At Blue Magic Netherlands, Intelic AI showed how a single operator can command heterogeneous drone fleets in one mission.

Published on December 25, 2025

Miel van den Brekel, Intelic AI, © Nadia ten Wolde

Miel van den Brekel, Intelic AI, © Nadia ten Wolde

Bart, co-founder of Media52 and Professor of Journalism oversees IO+, events, and Laio. A journalist at heart, he keeps writing as many stories as possible.

When Miel van den Brekel presses 'play' to show a short video at the Blue Magic Netherlands event in Eindhoven, the room falls silent. On screen, an operation that until recently belonged to the realm of theory: a fully integrated reconnaissance-strike mission, executed by multiple drones from different vendors, controlled by a single operator.

“A world’s first,” Van den Brekel says. “Multiple drones working together, planned from one mission environment, integrated into a battlefield management system.”
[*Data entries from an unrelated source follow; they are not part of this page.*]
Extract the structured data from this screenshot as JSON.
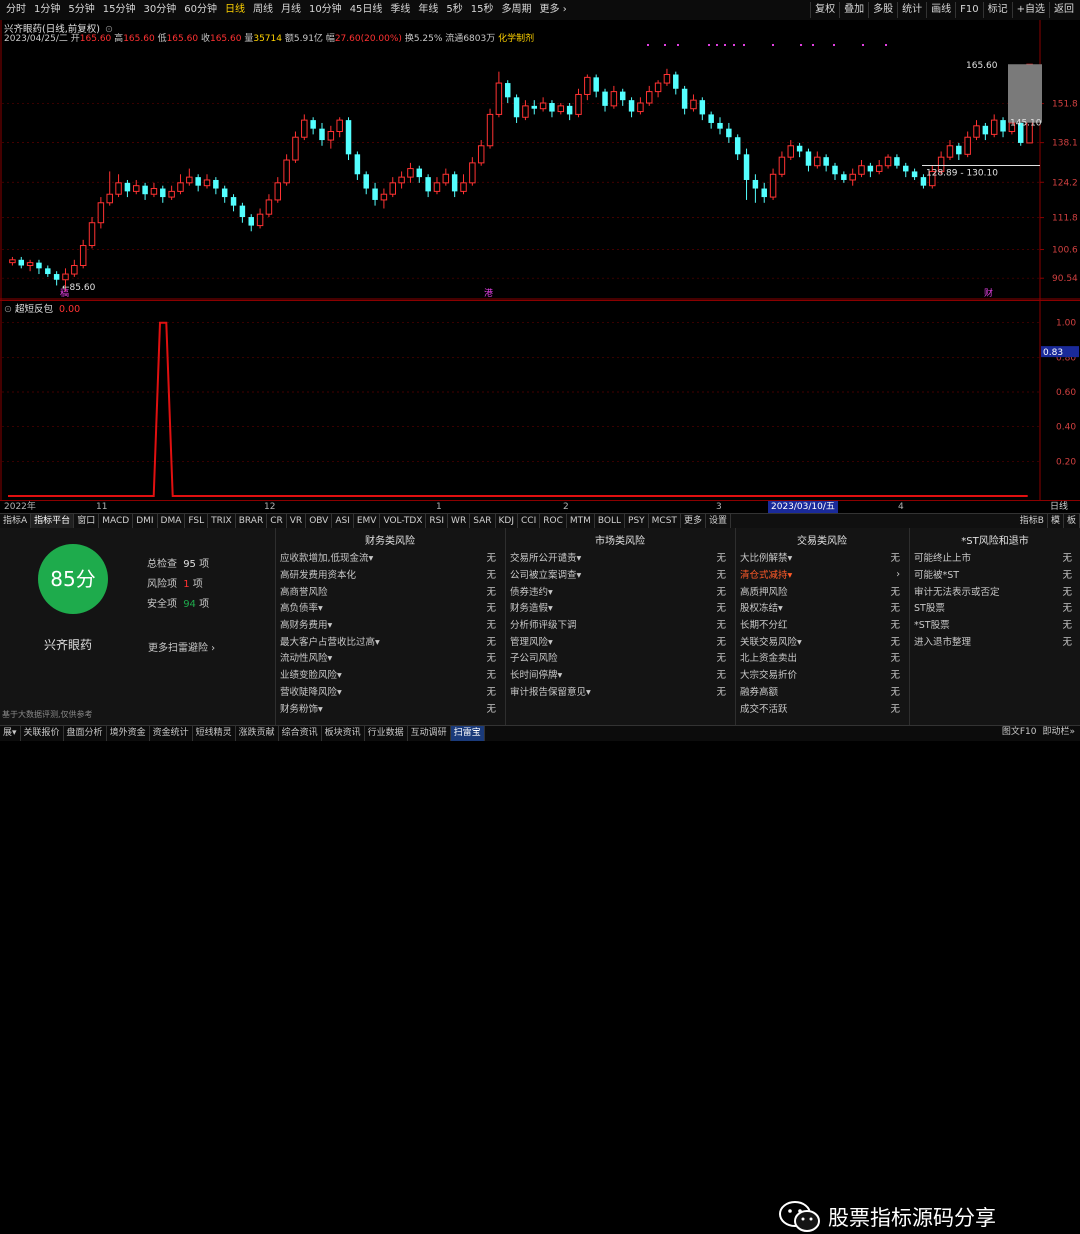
{
  "topbar": {
    "periods": [
      "分时",
      "1分钟",
      "5分钟",
      "15分钟",
      "30分钟",
      "60分钟",
      "日线",
      "周线",
      "月线",
      "10分钟",
      "45日线",
      "季线",
      "年线",
      "5秒",
      "15秒",
      "多周期",
      "更多 ›"
    ],
    "active_period": "日线",
    "right_buttons": [
      "复权",
      "叠加",
      "多股",
      "统计",
      "画线",
      "F10",
      "标记",
      "+自选",
      "返回"
    ]
  },
  "header": {
    "title": "兴齐眼药(日线,前复权)",
    "date": "2023/04/25/二",
    "open_label": "开",
    "open": "165.60",
    "high_label": "高",
    "high": "165.60",
    "low_label": "低",
    "low": "165.60",
    "close_label": "收",
    "close": "165.60",
    "vol_label": "量",
    "vol": "35714",
    "amt_label": "额",
    "amt": "5.91亿",
    "chg_label": "幅",
    "chg": "27.60(20.00%)",
    "turn_label": "换",
    "turn": "5.25%",
    "float_label": "流通",
    "float": "6803万",
    "sector": "化学制剂"
  },
  "price_axis": {
    "ticks": [
      "151.8",
      "138.1",
      "124.2",
      "111.8",
      "100.6",
      "90.54"
    ],
    "annotations": {
      "high_mark": "165.60",
      "low_mark": "85.60",
      "right_mark": "145.10",
      "range_box": "128.89 - 130.10"
    },
    "markers": [
      "稿",
      "港",
      "财"
    ]
  },
  "sub_indicator": {
    "name": "超短反包",
    "value": "0.00",
    "ticks": [
      "1.00",
      "0.80",
      "0.60",
      "0.40",
      "0.20"
    ],
    "current_tag": "0.83"
  },
  "date_axis": {
    "labels": [
      "2022年",
      "11",
      "12",
      "1",
      "2",
      "3",
      "4"
    ],
    "highlight": "2023/03/10/五",
    "right_label": "日线"
  },
  "indicator_tabs": [
    "指标A",
    "指标平台",
    "窗口",
    "MACD",
    "DMI",
    "DMA",
    "FSL",
    "TRIX",
    "BRAR",
    "CR",
    "VR",
    "OBV",
    "ASI",
    "EMV",
    "VOL-TDX",
    "RSI",
    "WR",
    "SAR",
    "KDJ",
    "CCI",
    "ROC",
    "MTM",
    "BOLL",
    "PSY",
    "MCST",
    "更多",
    "设置"
  ],
  "indicator_tabs_right": [
    "指标B",
    "模",
    "板"
  ],
  "risk": {
    "score": "85分",
    "stock_name": "兴齐眼药",
    "total_label": "总检查",
    "total": "95",
    "total_unit": "项",
    "risk_label": "风险项",
    "risk_count": "1",
    "risk_unit": "项",
    "safe_label": "安全项",
    "safe_count": "94",
    "safe_unit": "项",
    "more_scan": "更多扫雷避险 ›",
    "disclaimer": "基于大数据评测,仅供参考",
    "columns": [
      {
        "title": "财务类风险",
        "items": [
          {
            "label": "应收款增加,低现金流▾",
            "value": "无"
          },
          {
            "label": "高研发费用资本化",
            "value": "无"
          },
          {
            "label": "高商誉风险",
            "value": "无"
          },
          {
            "label": "高负债率▾",
            "value": "无"
          },
          {
            "label": "高财务费用▾",
            "value": "无"
          },
          {
            "label": "最大客户占营收比过高▾",
            "value": "无"
          },
          {
            "label": "流动性风险▾",
            "value": "无"
          },
          {
            "label": "业绩变脸风险▾",
            "value": "无"
          },
          {
            "label": "营收陡降风险▾",
            "value": "无"
          },
          {
            "label": "财务粉饰▾",
            "value": "无"
          }
        ]
      },
      {
        "title": "市场类风险",
        "items": [
          {
            "label": "交易所公开谴责▾",
            "value": "无"
          },
          {
            "label": "公司被立案调查▾",
            "value": "无"
          },
          {
            "label": "债券违约▾",
            "value": "无"
          },
          {
            "label": "财务造假▾",
            "value": "无"
          },
          {
            "label": "分析师评级下调",
            "value": "无"
          },
          {
            "label": "管理风险▾",
            "value": "无"
          },
          {
            "label": "子公司风险",
            "value": "无"
          },
          {
            "label": "长时间停牌▾",
            "value": "无"
          },
          {
            "label": "审计报告保留意见▾",
            "value": "无"
          }
        ]
      },
      {
        "title": "交易类风险",
        "items": [
          {
            "label": "大比例解禁▾",
            "value": "无"
          },
          {
            "label": "清仓式减持▾",
            "value": "›",
            "alert": true
          },
          {
            "label": "高质押风险",
            "value": "无"
          },
          {
            "label": "股权冻结▾",
            "value": "无"
          },
          {
            "label": "长期不分红",
            "value": "无"
          },
          {
            "label": "关联交易风险▾",
            "value": "无"
          },
          {
            "label": "北上资金卖出",
            "value": "无"
          },
          {
            "label": "大宗交易折价",
            "value": "无"
          },
          {
            "label": "融券高额",
            "value": "无"
          },
          {
            "label": "成交不活跃",
            "value": "无"
          }
        ]
      },
      {
        "title": "*ST风险和退市",
        "items": [
          {
            "label": "可能终止上市",
            "value": "无"
          },
          {
            "label": "可能被*ST",
            "value": "无"
          },
          {
            "label": "审计无法表示或否定",
            "value": "无"
          },
          {
            "label": "ST股票",
            "value": "无"
          },
          {
            "label": "*ST股票",
            "value": "无"
          },
          {
            "label": "进入退市整理",
            "value": "无"
          }
        ]
      }
    ]
  },
  "bottombar": {
    "items": [
      "展▾",
      "关联报价",
      "盘面分析",
      "境外资金",
      "资金统计",
      "短线精灵",
      "涨跌贡献",
      "综合资讯",
      "板块资讯",
      "行业数据",
      "互动调研",
      "扫雷宝"
    ],
    "active": "扫雷宝",
    "right": [
      "图文F10",
      "即动栏»"
    ]
  },
  "watermark": "股票指标源码分享",
  "colors": {
    "up": "#ff3232",
    "down": "#54ffff",
    "accent": "#ffd200",
    "grid": "#8a0000",
    "signal": "#e01010"
  },
  "chart_data": {
    "type": "candlestick",
    "title": "兴齐眼药(日线,前复权)",
    "ylim": [
      85,
      172
    ],
    "candles": [
      {
        "o": 96,
        "c": 97,
        "h": 98,
        "l": 95
      },
      {
        "o": 97,
        "c": 95,
        "h": 98,
        "l": 94
      },
      {
        "o": 95,
        "c": 96,
        "h": 97,
        "l": 93
      },
      {
        "o": 96,
        "c": 94,
        "h": 97,
        "l": 92
      },
      {
        "o": 94,
        "c": 92,
        "h": 95,
        "l": 91
      },
      {
        "o": 92,
        "c": 90,
        "h": 93,
        "l": 88
      },
      {
        "o": 90,
        "c": 92,
        "h": 94,
        "l": 86
      },
      {
        "o": 92,
        "c": 95,
        "h": 97,
        "l": 91
      },
      {
        "o": 95,
        "c": 102,
        "h": 104,
        "l": 94
      },
      {
        "o": 102,
        "c": 110,
        "h": 112,
        "l": 101
      },
      {
        "o": 110,
        "c": 117,
        "h": 119,
        "l": 108
      },
      {
        "o": 117,
        "c": 120,
        "h": 128,
        "l": 116
      },
      {
        "o": 120,
        "c": 124,
        "h": 127,
        "l": 119
      },
      {
        "o": 124,
        "c": 121,
        "h": 125,
        "l": 119
      },
      {
        "o": 121,
        "c": 123,
        "h": 125,
        "l": 120
      },
      {
        "o": 123,
        "c": 120,
        "h": 124,
        "l": 118
      },
      {
        "o": 120,
        "c": 122,
        "h": 124,
        "l": 119
      },
      {
        "o": 122,
        "c": 119,
        "h": 123,
        "l": 117
      },
      {
        "o": 119,
        "c": 121,
        "h": 123,
        "l": 118
      },
      {
        "o": 121,
        "c": 124,
        "h": 127,
        "l": 120
      },
      {
        "o": 124,
        "c": 126,
        "h": 129,
        "l": 123
      },
      {
        "o": 126,
        "c": 123,
        "h": 127,
        "l": 121
      },
      {
        "o": 123,
        "c": 125,
        "h": 127,
        "l": 122
      },
      {
        "o": 125,
        "c": 122,
        "h": 126,
        "l": 120
      },
      {
        "o": 122,
        "c": 119,
        "h": 123,
        "l": 117
      },
      {
        "o": 119,
        "c": 116,
        "h": 120,
        "l": 114
      },
      {
        "o": 116,
        "c": 112,
        "h": 117,
        "l": 110
      },
      {
        "o": 112,
        "c": 109,
        "h": 113,
        "l": 107
      },
      {
        "o": 109,
        "c": 113,
        "h": 115,
        "l": 108
      },
      {
        "o": 113,
        "c": 118,
        "h": 120,
        "l": 112
      },
      {
        "o": 118,
        "c": 124,
        "h": 126,
        "l": 117
      },
      {
        "o": 124,
        "c": 132,
        "h": 134,
        "l": 123
      },
      {
        "o": 132,
        "c": 140,
        "h": 142,
        "l": 131
      },
      {
        "o": 140,
        "c": 146,
        "h": 148,
        "l": 139
      },
      {
        "o": 146,
        "c": 143,
        "h": 147,
        "l": 141
      },
      {
        "o": 143,
        "c": 139,
        "h": 145,
        "l": 137
      },
      {
        "o": 139,
        "c": 142,
        "h": 144,
        "l": 136
      },
      {
        "o": 142,
        "c": 146,
        "h": 147,
        "l": 140
      },
      {
        "o": 146,
        "c": 134,
        "h": 147,
        "l": 132
      },
      {
        "o": 134,
        "c": 127,
        "h": 135,
        "l": 125
      },
      {
        "o": 127,
        "c": 122,
        "h": 128,
        "l": 120
      },
      {
        "o": 122,
        "c": 118,
        "h": 124,
        "l": 116
      },
      {
        "o": 118,
        "c": 120,
        "h": 122,
        "l": 115
      },
      {
        "o": 120,
        "c": 124,
        "h": 126,
        "l": 119
      },
      {
        "o": 124,
        "c": 126,
        "h": 128,
        "l": 122
      },
      {
        "o": 126,
        "c": 129,
        "h": 131,
        "l": 124
      },
      {
        "o": 129,
        "c": 126,
        "h": 130,
        "l": 124
      },
      {
        "o": 126,
        "c": 121,
        "h": 127,
        "l": 119
      },
      {
        "o": 121,
        "c": 124,
        "h": 126,
        "l": 120
      },
      {
        "o": 124,
        "c": 127,
        "h": 129,
        "l": 123
      },
      {
        "o": 127,
        "c": 121,
        "h": 128,
        "l": 119
      },
      {
        "o": 121,
        "c": 124,
        "h": 127,
        "l": 120
      },
      {
        "o": 124,
        "c": 131,
        "h": 133,
        "l": 123
      },
      {
        "o": 131,
        "c": 137,
        "h": 139,
        "l": 130
      },
      {
        "o": 137,
        "c": 148,
        "h": 150,
        "l": 136
      },
      {
        "o": 148,
        "c": 159,
        "h": 163,
        "l": 147
      },
      {
        "o": 159,
        "c": 154,
        "h": 160,
        "l": 152
      },
      {
        "o": 154,
        "c": 147,
        "h": 155,
        "l": 145
      },
      {
        "o": 147,
        "c": 151,
        "h": 153,
        "l": 146
      },
      {
        "o": 151,
        "c": 150,
        "h": 153,
        "l": 148
      },
      {
        "o": 150,
        "c": 152,
        "h": 154,
        "l": 149
      },
      {
        "o": 152,
        "c": 149,
        "h": 153,
        "l": 147
      },
      {
        "o": 149,
        "c": 151,
        "h": 152,
        "l": 148
      },
      {
        "o": 151,
        "c": 148,
        "h": 152,
        "l": 146
      },
      {
        "o": 148,
        "c": 155,
        "h": 157,
        "l": 147
      },
      {
        "o": 155,
        "c": 161,
        "h": 162,
        "l": 153
      },
      {
        "o": 161,
        "c": 156,
        "h": 162,
        "l": 154
      },
      {
        "o": 156,
        "c": 151,
        "h": 157,
        "l": 149
      },
      {
        "o": 151,
        "c": 156,
        "h": 158,
        "l": 150
      },
      {
        "o": 156,
        "c": 153,
        "h": 157,
        "l": 151
      },
      {
        "o": 153,
        "c": 149,
        "h": 154,
        "l": 147
      },
      {
        "o": 149,
        "c": 152,
        "h": 154,
        "l": 148
      },
      {
        "o": 152,
        "c": 156,
        "h": 158,
        "l": 151
      },
      {
        "o": 156,
        "c": 159,
        "h": 160,
        "l": 154
      },
      {
        "o": 159,
        "c": 162,
        "h": 164,
        "l": 158
      },
      {
        "o": 162,
        "c": 157,
        "h": 163,
        "l": 155
      },
      {
        "o": 157,
        "c": 150,
        "h": 158,
        "l": 148
      },
      {
        "o": 150,
        "c": 153,
        "h": 155,
        "l": 149
      },
      {
        "o": 153,
        "c": 148,
        "h": 154,
        "l": 146
      },
      {
        "o": 148,
        "c": 145,
        "h": 149,
        "l": 143
      },
      {
        "o": 145,
        "c": 143,
        "h": 147,
        "l": 141
      },
      {
        "o": 143,
        "c": 140,
        "h": 145,
        "l": 138
      },
      {
        "o": 140,
        "c": 134,
        "h": 141,
        "l": 132
      },
      {
        "o": 134,
        "c": 125,
        "h": 136,
        "l": 118
      },
      {
        "o": 125,
        "c": 122,
        "h": 127,
        "l": 117
      },
      {
        "o": 122,
        "c": 119,
        "h": 124,
        "l": 117
      },
      {
        "o": 119,
        "c": 127,
        "h": 129,
        "l": 118
      },
      {
        "o": 127,
        "c": 133,
        "h": 135,
        "l": 126
      },
      {
        "o": 133,
        "c": 137,
        "h": 139,
        "l": 132
      },
      {
        "o": 137,
        "c": 135,
        "h": 138,
        "l": 133
      },
      {
        "o": 135,
        "c": 130,
        "h": 136,
        "l": 128
      },
      {
        "o": 130,
        "c": 133,
        "h": 135,
        "l": 129
      },
      {
        "o": 133,
        "c": 130,
        "h": 134,
        "l": 128
      },
      {
        "o": 130,
        "c": 127,
        "h": 131,
        "l": 125
      },
      {
        "o": 127,
        "c": 125,
        "h": 128,
        "l": 124
      },
      {
        "o": 125,
        "c": 127,
        "h": 129,
        "l": 123
      },
      {
        "o": 127,
        "c": 130,
        "h": 132,
        "l": 126
      },
      {
        "o": 130,
        "c": 128,
        "h": 131,
        "l": 126
      },
      {
        "o": 128,
        "c": 130,
        "h": 132,
        "l": 127
      },
      {
        "o": 130,
        "c": 133,
        "h": 134,
        "l": 129
      },
      {
        "o": 133,
        "c": 130,
        "h": 134,
        "l": 129
      },
      {
        "o": 130,
        "c": 128,
        "h": 131,
        "l": 126
      },
      {
        "o": 128,
        "c": 126,
        "h": 129,
        "l": 125
      },
      {
        "o": 126,
        "c": 123,
        "h": 127,
        "l": 122
      },
      {
        "o": 123,
        "c": 128,
        "h": 130,
        "l": 122
      },
      {
        "o": 128,
        "c": 133,
        "h": 135,
        "l": 127
      },
      {
        "o": 133,
        "c": 137,
        "h": 139,
        "l": 132
      },
      {
        "o": 137,
        "c": 134,
        "h": 138,
        "l": 132
      },
      {
        "o": 134,
        "c": 140,
        "h": 142,
        "l": 133
      },
      {
        "o": 140,
        "c": 144,
        "h": 146,
        "l": 139
      },
      {
        "o": 144,
        "c": 141,
        "h": 145,
        "l": 139
      },
      {
        "o": 141,
        "c": 146,
        "h": 148,
        "l": 140
      },
      {
        "o": 146,
        "c": 142,
        "h": 147,
        "l": 140
      },
      {
        "o": 142,
        "c": 145,
        "h": 147,
        "l": 141
      },
      {
        "o": 145,
        "c": 138,
        "h": 146,
        "l": 137
      },
      {
        "o": 138,
        "c": 165.6,
        "h": 165.6,
        "l": 138
      }
    ],
    "signal": {
      "name": "超短反包",
      "ylim": [
        0,
        1.05
      ],
      "values": [
        0,
        0,
        0,
        0,
        0,
        0,
        0,
        0,
        0,
        0,
        0,
        0,
        0,
        0,
        0,
        0,
        0,
        0,
        0,
        0,
        0,
        0,
        0,
        0,
        1,
        1,
        0,
        0,
        0,
        0,
        0,
        0,
        0,
        0,
        0,
        0,
        0,
        0,
        0,
        0,
        0,
        0,
        0,
        0,
        0,
        0,
        0,
        0,
        0,
        0,
        0,
        0,
        0,
        0,
        0,
        0,
        0,
        0,
        0,
        0,
        0,
        0,
        0,
        0,
        0,
        0,
        0,
        0,
        0,
        0,
        0,
        0,
        0,
        0,
        0,
        0,
        0,
        0,
        0,
        0,
        0,
        0,
        0,
        0,
        0,
        0,
        0,
        0,
        0,
        0,
        0,
        0,
        0,
        0,
        0,
        0,
        0,
        0,
        0,
        0,
        0,
        0,
        0,
        0,
        0,
        0,
        0,
        0,
        0,
        0,
        0,
        0,
        0,
        0,
        0,
        0,
        0,
        0,
        0,
        0,
        0,
        0,
        0,
        0,
        0,
        0,
        0,
        0,
        0,
        0,
        0,
        0,
        0,
        0,
        0,
        0,
        0,
        0,
        0,
        0,
        0,
        0,
        0,
        0,
        0,
        0,
        0,
        0,
        0,
        0,
        0,
        0,
        0,
        0,
        0,
        0,
        0,
        0,
        0,
        0,
        0,
        0
      ]
    }
  }
}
The exercise, conducted in Georgia in cooperation with U.S. and European partners, shows what Intelic AI believes the future of warfare will look like: fleets of unmanned systems that can sense, decide, and act as one.

And the key, they argue, is software.

Nexus: the unifying layer modern conflict demands

Intelic AI, with 50 employees split between Ukraine and the Netherlands, develops Nexus, a platform-agnostic command-and-control layer that integrates drones, payloads, and onboard AI into a single coherent ecosystem. In an era where Europe alone counts more than 600 drone manufacturers, fragmentation is not a nuisance; it is a strategic liability.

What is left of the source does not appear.